CMS Updates CGM Documentation Guidance

Dear Supplier,

CMS has recently provided additional guidance to the DME MACs regarding documentation expectations for demonstrating continued medical need for Continuous Glucose Monitors Supplies (CGMs) under the applicable Local Coverage Determination (LCD).

As a reminder, in order to support continued need for CGM supplies, suppliers must ensure that medical record documentation supports that the beneficiary has had an in-person or Medicare-approved telehealth visit with their treating practitioner at least every six (6) months following the initial CGM prescription. This visit must include an assessment of the beneficiary’s adherence to the CGM regimen and overall diabetes treatment plan.

Key Clarification
The updated guidance emphasized that simply listing a CGM on the patient’s medication or equipment list is not sufficient to meet the continued need requirement. Medicare auditors are specifically looking for clear documentation in the medical record indicating that the patient is actively using the CGM and that its use is being monitored and evaluated by the treating practitioner.

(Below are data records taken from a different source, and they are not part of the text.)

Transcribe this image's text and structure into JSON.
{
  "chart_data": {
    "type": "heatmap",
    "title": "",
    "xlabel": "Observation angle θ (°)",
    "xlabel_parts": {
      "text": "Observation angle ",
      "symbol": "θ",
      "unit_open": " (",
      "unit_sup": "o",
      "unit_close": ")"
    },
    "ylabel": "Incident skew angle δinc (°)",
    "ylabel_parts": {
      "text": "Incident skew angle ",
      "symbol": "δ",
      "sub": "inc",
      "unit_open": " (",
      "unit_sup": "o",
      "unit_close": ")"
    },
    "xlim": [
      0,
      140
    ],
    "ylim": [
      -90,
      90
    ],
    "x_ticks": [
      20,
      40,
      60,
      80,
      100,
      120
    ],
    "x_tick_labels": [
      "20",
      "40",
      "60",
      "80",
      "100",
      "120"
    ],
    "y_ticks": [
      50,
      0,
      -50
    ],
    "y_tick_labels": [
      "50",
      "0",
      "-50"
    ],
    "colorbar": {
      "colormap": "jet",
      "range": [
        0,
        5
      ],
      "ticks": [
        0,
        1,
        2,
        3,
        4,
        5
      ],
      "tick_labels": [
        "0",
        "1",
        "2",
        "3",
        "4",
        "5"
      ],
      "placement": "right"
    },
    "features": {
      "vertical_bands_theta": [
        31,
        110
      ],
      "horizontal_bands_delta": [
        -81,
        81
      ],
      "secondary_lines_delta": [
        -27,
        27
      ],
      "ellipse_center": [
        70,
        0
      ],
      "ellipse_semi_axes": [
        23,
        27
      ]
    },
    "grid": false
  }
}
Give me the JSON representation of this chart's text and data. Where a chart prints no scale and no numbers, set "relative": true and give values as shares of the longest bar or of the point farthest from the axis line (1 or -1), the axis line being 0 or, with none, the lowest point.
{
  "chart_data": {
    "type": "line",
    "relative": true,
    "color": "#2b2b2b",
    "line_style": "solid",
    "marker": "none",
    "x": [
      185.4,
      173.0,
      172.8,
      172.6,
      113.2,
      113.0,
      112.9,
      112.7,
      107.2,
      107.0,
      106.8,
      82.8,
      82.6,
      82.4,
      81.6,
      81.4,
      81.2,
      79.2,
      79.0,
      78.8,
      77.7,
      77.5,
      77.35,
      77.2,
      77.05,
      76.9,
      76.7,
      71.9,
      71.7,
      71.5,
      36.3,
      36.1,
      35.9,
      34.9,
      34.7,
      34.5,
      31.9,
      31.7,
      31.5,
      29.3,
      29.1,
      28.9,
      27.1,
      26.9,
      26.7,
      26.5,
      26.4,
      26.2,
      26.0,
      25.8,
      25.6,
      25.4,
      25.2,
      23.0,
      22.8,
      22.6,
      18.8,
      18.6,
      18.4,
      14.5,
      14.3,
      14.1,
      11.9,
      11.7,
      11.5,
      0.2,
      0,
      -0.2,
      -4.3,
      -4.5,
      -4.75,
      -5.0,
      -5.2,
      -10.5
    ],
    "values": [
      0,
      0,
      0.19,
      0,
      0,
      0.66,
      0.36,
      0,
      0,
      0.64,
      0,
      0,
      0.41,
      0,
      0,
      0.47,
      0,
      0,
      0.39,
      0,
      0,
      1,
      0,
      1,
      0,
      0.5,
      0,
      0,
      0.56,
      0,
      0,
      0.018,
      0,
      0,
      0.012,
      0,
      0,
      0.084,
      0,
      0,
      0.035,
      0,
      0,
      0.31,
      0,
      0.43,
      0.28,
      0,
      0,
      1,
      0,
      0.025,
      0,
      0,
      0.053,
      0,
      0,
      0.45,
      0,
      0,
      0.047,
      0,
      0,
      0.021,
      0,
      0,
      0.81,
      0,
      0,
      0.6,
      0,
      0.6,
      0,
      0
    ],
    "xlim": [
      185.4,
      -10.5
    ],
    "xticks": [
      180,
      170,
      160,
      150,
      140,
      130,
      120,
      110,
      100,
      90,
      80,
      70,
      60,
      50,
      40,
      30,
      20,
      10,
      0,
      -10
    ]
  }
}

Examples of Acceptable Documentation
While not all-inclusive, the following are examples of documentation that may support compliance with the LCD continued need requirement:

  • A statement from the treating practitioner (MD, DO, NP etc.) confirming that the patient has a CGM and continues to use their CGM
  • Documentation referencing CGM data downloads reviewed by the treating practitioner
  • Actual CGM reports or downloaded data incorporated into the beneficiary’s medical record

 
Supplier Expectations
Suppliers should:

  • Best practice is to ensure documentation is obtained and retained prior to claim submission
  • Confirm that records reflect active CGM use, not just that the patient was seen
  • Work with prescribing practitioners to obtain sufficient detail in clinical notes to meet audit expectations

 
Failure to meet these documentation requirements may result in claim denials or audit findings. It is important to note that this clarification does not constitute a revision to the applicable Local Coverage Determination (“LCD”) or associated Policy Article, and therefore no specific effective date applies. Rather, this guidance reflects CMS’s interpretation of existing requirements. Accordingly, any claim, regardless of date of service, may be subject to medical review and evaluated for compliance consistent with this guidance, and suppliers should ensure that all supporting documentation meets these clarified expectations.
 
Please note that no formal publication or official notice of this clarification was issued. Rather, ACU-Serve identified this change in review posture through observed patterns in recent audit results and subsequent direct inquiries to the applicable DME MACs following receipt of those findings. This guidance therefore reflects current enforcement trends and interpretive positions communicated by the MACs, notwithstanding the absence of a formally published policy update. Trend observe is current as of the date of the article or memorandum.
 
Reminder:
Suppliers are reminded that progress notes authored solely by clinical pharmacists or dieticians do not satisfy the six (6) month follow-up evaluation requirement for purposes of Medicare coverage of CGMs.
 
To meet this requirement, the beneficiary must have an in-person or Medicare-approved telehealth visit with the treating practitioner. Under current statutory and regulatory authority, clinical pharmacists and dieticians are not recognized as treating practitioners for purposes of fulfilling this requirement.
 
Accordingly, documentation reflecting interactions exclusively with these providers, absent a qualifying evaluation by a treating practitioner, will be deemed insufficient to establish compliance with the continued need requirement.
 
If you have questions regarding this guidance or documentation expectations, please contact at [email protected]
 
 
 
Disclaimer: This communication is provided for informational purposes only and is intended to highlight observed audit trends and clarifications. It does not replace, supersede, or modify any written guidance issued by the DME MACs, CMS, or other regulatory authorities, nor is it intended to constitute legal advice. Suppliers remain solely responsible for independently interpreting and complying with the applicable LCDs, Policy Articles, and all governing Medicare requirements, and should rely on official CMS and MAC publications in conjunction with their own legal or compliance counsel, as appropriate.